Taking care of others, especially while battling the current coronavirus pandemic, can put a strain on the most resilient. You may find yourself in a feud with caregiver stress, a condition caused by the emotional and physical pressures of caregiving. Flair sat down with psychiatrist Dr Kristen Robinson-Barrett to zoom in on the condition that’s also referred to as caregiver distress or burnout. But first, who is a caregiver?
This is anyone who provides care for another person in need, like a child, the elderly, a husband or wife, a relative, a friend, or a neighbour.
“Caregiver stress is quite common in Jamaica, though we do not know the exact prevalence. US statistics suggest 40 per cent of caregivers are emotionally stressed. It can occur in anyone who is the primary carer of an individual with a chronic illness, particularly those which lead to physical and mental impairment, thus requiring significant assistance in their daily activities,” the doctor explained.
The psychiatrist explained that caring for loved ones with certain chronic mental illnesses, including elderly patients with dementia, can become overwhelming. That’s especially if the appropriate support and resources are absent.

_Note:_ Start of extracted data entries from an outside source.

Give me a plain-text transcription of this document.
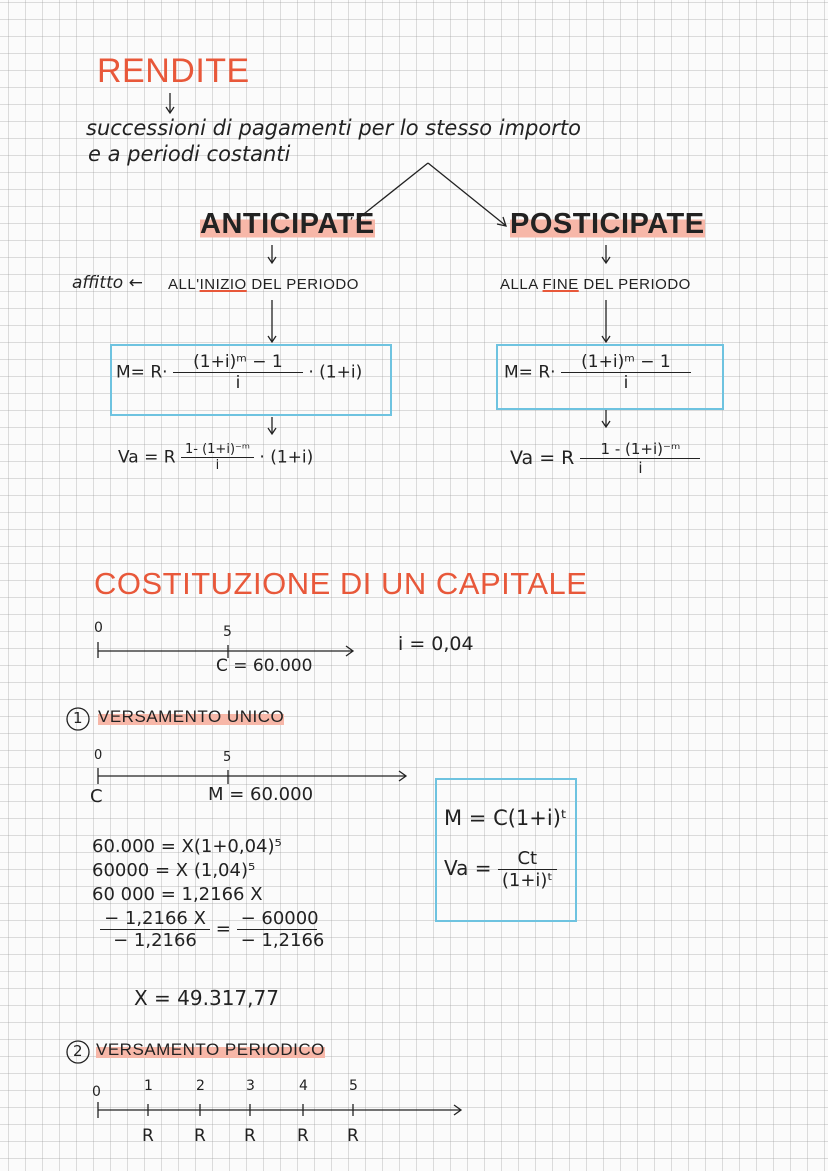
RENDITE
successioni di pagamenti per lo stesso importo
e a periodi costanti
ANTICIPATE
affitto ← ALL'INIZIO DEL PERIODO
$M= R\cdot \frac{\text{(1+i)ᵐ − 1}}{i} \cdot (1+i)$
Va = R $\frac{\text{1- (1+i)⁻ᵐ}}{i} \cdot (1+i)$
POSTICIPATE
ALLA FINE DEL PERIODO
$M= R\cdot \frac{\text{(1+i)ᵐ − 1}}{i}$
Va = R $\frac{\text{1 - (1+i)⁻ᵐ}}{i}$
COSTITUZIONE DI UN CAPITALE
0	5
C = 60.000
i = 0,04
1 VERSAMENTO UNICO
0	5
C	M = 60.000
60.000 = X(1+0,04)⁵
60000 = X (1,04)⁵
60 000 = 1,2166 X
$\frac{- 1,2166 X}{- 1,2166} = \frac{- 60000}{- 1,2166}$
X = 49.317,77
M = C(1+i)ᵗ
$Va = \frac{Ct}{\text{(1+i)ᵗ}}$
2 VERSAMENTO PERIODICO
0	1	2	3	4	5
R R R R R
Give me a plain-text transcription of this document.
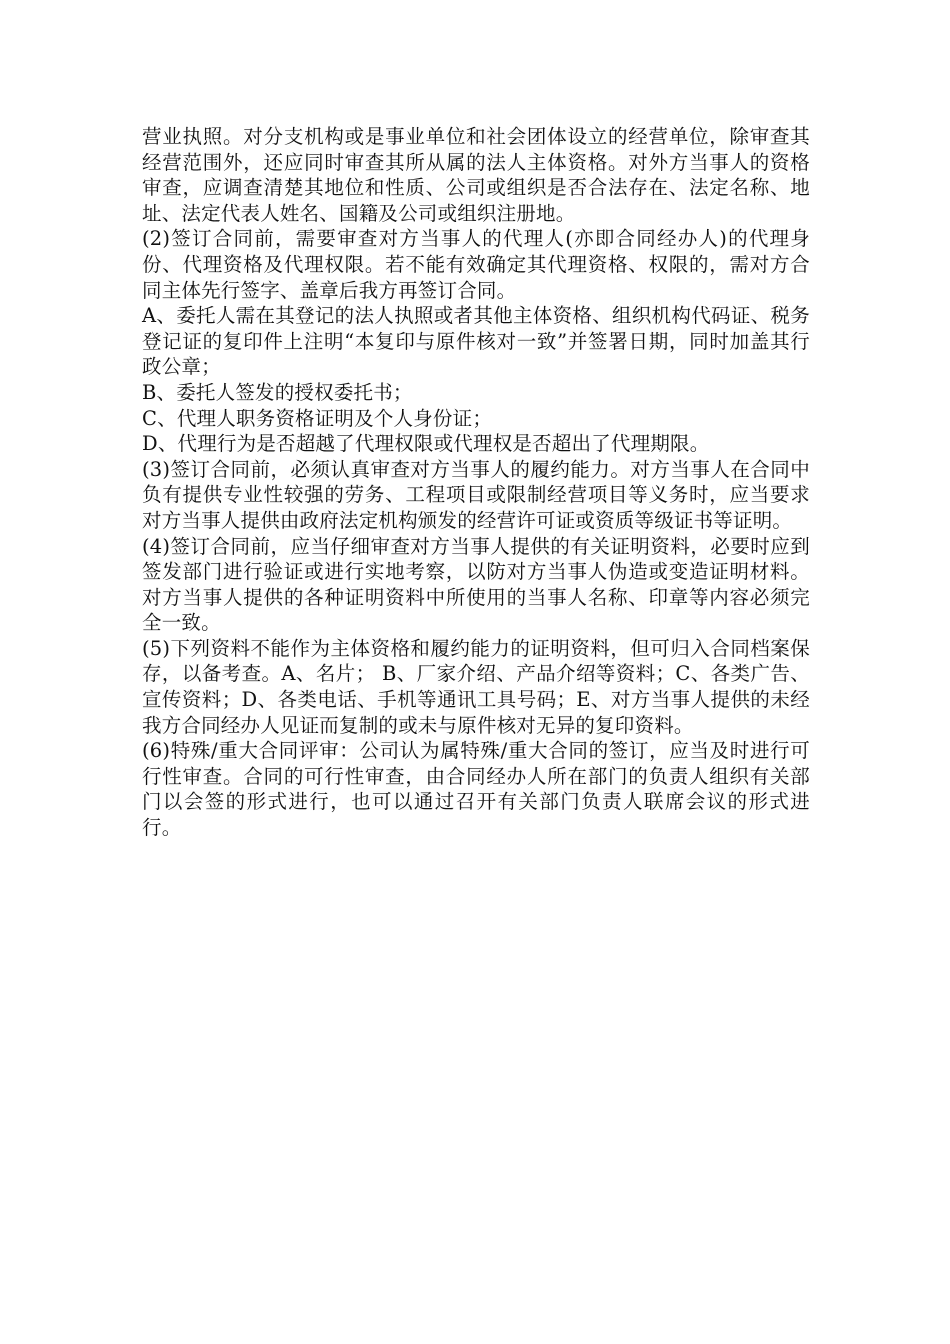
营业执照。对分支机构或是事业单位和社会团体设立的经营单位，除审查其经营范围外，还应同时审查其所从属的法人主体资格。对外方当事人的资格审查，应调查清楚其地位和性质、公司或组织是否合法存在、法定名称、地址、法定代表人姓名、国籍及公司或组织注册地。

(2)签订合同前，需要审查对方当事人的代理人(亦即合同经办人)的代理身份、代理资格及代理权限。若不能有效确定其代理资格、权限的，需对方合同主体先行签字、盖章后我方再签订合同。

A、委托人需在其登记的法人执照或者其他主体资格、组织机构代码证、税务登记证的复印件上注明“本复印与原件核对一致”并签署日期，同时加盖其行政公章；

B、委托人签发的授权委托书；

C、代理人职务资格证明及个人身份证；

D、代理行为是否超越了代理权限或代理权是否超出了代理期限。

(3)签订合同前，必须认真审查对方当事人的履约能力。对方当事人在合同中负有提供专业性较强的劳务、工程项目或限制经营项目等义务时，应当要求对方当事人提供由政府法定机构颁发的经营许可证或资质等级证书等证明。

(4)签订合同前，应当仔细审查对方当事人提供的有关证明资料，必要时应到签发部门进行验证或进行实地考察，以防对方当事人伪造或变造证明材料。对方当事人提供的各种证明资料中所使用的当事人名称、印章等内容必须完全一致。

(5)下列资料不能作为主体资格和履约能力的证明资料，但可归入合同档案保存，以备考查。A、名片； B、厂家介绍、产品介绍等资料；C、各类广告、宣传资料；D、各类电话、手机等通讯工具号码；E、对方当事人提供的未经我方合同经办人见证而复制的或未与原件核对无异的复印资料。

(6)特殊/重大合同评审：公司认为属特殊/重大合同的签订，应当及时进行可行性审查。合同的可行性审查，由合同经办人所在部门的负责人组织有关部门以会签的形式进行，也可以通过召开有关部门负责人联席会议的形式进行。
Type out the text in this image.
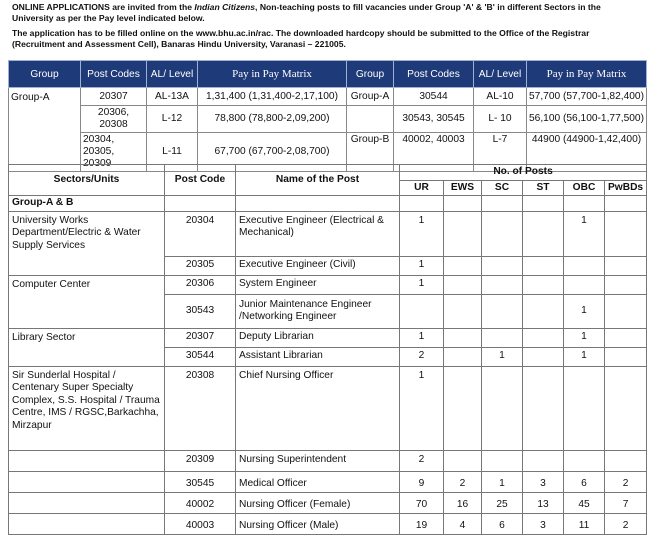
ONLINE APPLICATIONS are invited from the Indian Citizens, Non-teaching posts to fill vacancies under Group 'A' & 'B' in different Sectors in the University as per the Pay level indicated below.

The application has to be filled online on the www.bhu.ac.in/rac. The downloaded hardcopy should be submitted to the Office of the Registrar (Recruitment and Assessment Cell), Banaras Hindu University, Varanasi – 221005.

Group	Post Codes	AL/ Level	Pay in Pay Matrix	Group	Post Codes	AL/ Level	Pay in Pay Matrix
Group-A	20307	AL-13A	1,31,400 (1,31,400-2,17,100)	Group-A	30544	AL-10	57,700 (57,700-1,82,400)
	20306, 20308	L-12	78,800 (78,800-2,09,200)		30543, 30545	L- 10	56,100 (56,100-1,77,500)
	20304, 20305, 20309	L-11	67,700 (67,700-2,08,700)	Group-B	40002, 40003	L-7	44900 (44900-1,42,400)
Sectors/Units	Post Code	Name of the Post	No. of Posts					
			UR	EWS	SC	ST	OBC	PwBDs
Group-A & B								
University Works Department/Electric & Water Supply Services	20304	Executive Engineer (Electrical & Mechanical)	1				1	
	20305	Executive Engineer (Civil)	1					
Computer Center	20306	System Engineer	1					
	30543	Junior Maintenance Engineer /Networking Engineer					1	
Library Sector	20307	Deputy Librarian	1				1	
	30544	Assistant Librarian	2		1		1	
Sir Sunderlal Hospital / Centenary Super Specialty Complex, S.S. Hospital / Trauma Centre, IMS / RGSC,Barkachha, Mirzapur	20308	Chief Nursing Officer	1					
	20309	Nursing Superintendent	2					
	30545	Medical Officer	9	2	1	3	6	2
	40002	Nursing Officer (Female)	70	16	25	13	45	7
	40003	Nursing Officer (Male)	19	4	6	3	11	2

WHO GETS CAREGIVER STRESS?
Anyone can become a victim of caregiver stress. However, women are twice as likely to become depressed and plagued with anxiety brought on by caregiver stress. In fact, there are risk factors that make one more vulnerable to the problem. These include being a woman; lacking support– either support is not available or the individual prefers not to ask for help – lack of resources; and having a chronic illness and caring for a loved one, particularly a spouse, with dementia.
“Persons suffering from caregiver stress may experience certain emotional signs and symptoms. These include feeling nervous or worried, irritability, sadness, feeling overwhelmed and exhausted, feeling tired or fatigued, losing interest in things, withdrawing from people, neglecting your personal needs, and sometimes losing empathy for the person you are caring for,” Robinson-Barrett explained.
It’s important that persons who are or think that they are battling caregiver stress seek help. This is especially since it may result in body aches, headaches, loss of appetite, poor sleep, weakness and fatigue, and more frequent infections because of a weakened immune system. Plus, caregivers with chronic illnesses are at greater risk of succumbing to them.
Your healthcare provider should be your first option for assistance. Robinson-Barrett says it could be a general practitioner or mental-health expert. She also recommends self-assessment tests that can be done online and seeking assistance from family, friends, and agencies. This is so they can take a break and focus on self-care. This helps to prevent burnout.
Since anyone can get caregiver stress, you should try to prevent it. The doctor recommends the following steps.
- Reduce the pressure and expectations placed on yourself, and get a trusted individual to share your feelings with.
- Get help in any form in which it is available, and make use of agencies or respite care, if possible.
- Ensure consistent time for self-care, including developing coping skills and tools for relaxation.
- Set boundaries on what you provide, and accept feelings of frustration that may come.
- Eating well and exercising are also helpful.
- Engage mental-health professionals early, and seek support groups for caregivers.